Some things will take longer than you and other people think
Like most exploratory projects, key parts will take longer than you hope or expect. When you’re doing something new, it takes a lot of time to build up the shared understanding of stakeholders of what is being attempted. And no matter how organised or prepared some things are, an exploratory process will be an evolutionary one. Different options will present themselves as will unexpected roadblocks or delays.
This is no doubt obvious; however it is even more the case when operating as part of a wider eco-system. Partners and collaborators will have priorities that will change, they will have unexpected delays or processes with which they have to abide that are outside of your control and the individuals may even move jobs so that the relationship has to be recreated.
A strategy might be to ensure multiple but complementary streams of activity that can be switched between or prioritised as needed. In an eco-system it can be very hard to identify the critical dependencies, and it will usually be the ones where you have thought “oh that bit will be fine, I can’t see how that would go wrong”.
Other times circumstances will conspire to make something easier and quicker than you might have thought. In an exploratory setting, it is important for a lab to be able to take advantage of unexpected opportunities, to be entrepreneurial.
Embracing flexibility and ambiguity
Innovation is about change, about uncertainty and about exploration. In a cross-agency, cross-sectoral setting, innovation requires not only a tolerance of ambiguity and flexibility, but an enthusiastic embrace.
An effective innovation capability requires team members to take on different roles and different tasks outside of their normal experience and comfort zone. It requires a willingness to change course and to try new approaches.
New organisational forms
DesignGov has been an experiment as an organisational form – it is not an agency or a unit of an agency, it is an attempt at cross-agency infrastructure that brings together problem ‘sharers’ in the absence of a single problem ‘owner’.
In many ways DesignGov has been about platform development rather than a single activity.

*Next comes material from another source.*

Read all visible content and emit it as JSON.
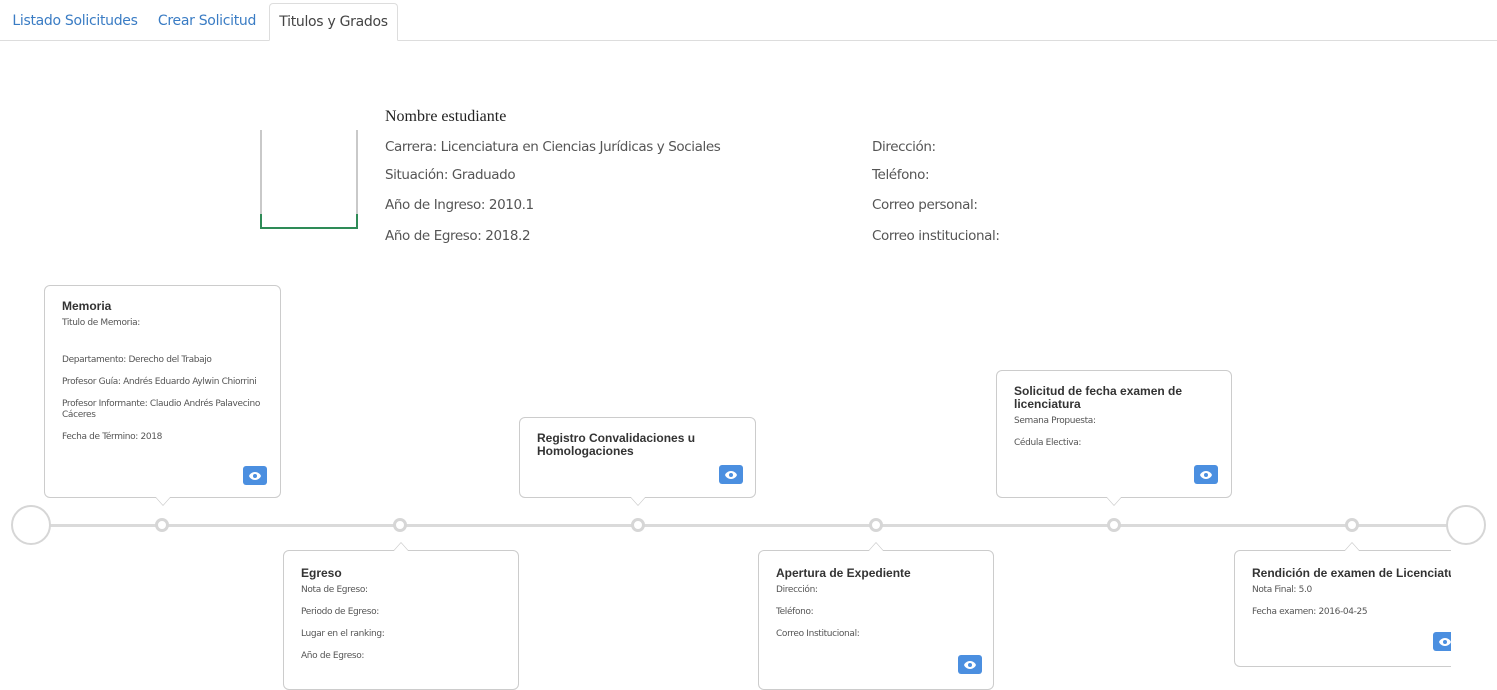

It has been interesting but challenging to explore new forms of collaboration that bring together common interests from a diffuse system, as well as finding out and developing the associated protocols, the artefacts and the methods that can help underpin that collaboration.
If the public sector is going to successfully contribute to new approaches to deal with long-standing or worsening problems, then it will need to continue to explore different organisational forms and ways of working. ICT and new business models are pointing to and allowing new forms of collaboration. Some of that exploration will be about creating new rules and processes and challenging existing ones.
For me design is a key part of the underlying collaboration ‘infrastructure’, as it continually reinforces the importance of people and understanding the reasons for why things are the way they are. It also keeps discussions coming back to what the problem is, which acts as a constant reminder of where the shared interest is amongst a diffuse network.
Don’t forget to laugh
Thus far, the past 16 months of working at DesignGov have been challenging, fascinating, exhausting and revelatory (and sometimes all at once). It has been very rewarding to meet, connect with and work with so many other interesting and passionate people and to have learnt so, so much. The challenges can be daunting but they are much less so when you can remember the why and remember to keep an eye on the lighter side of things as well.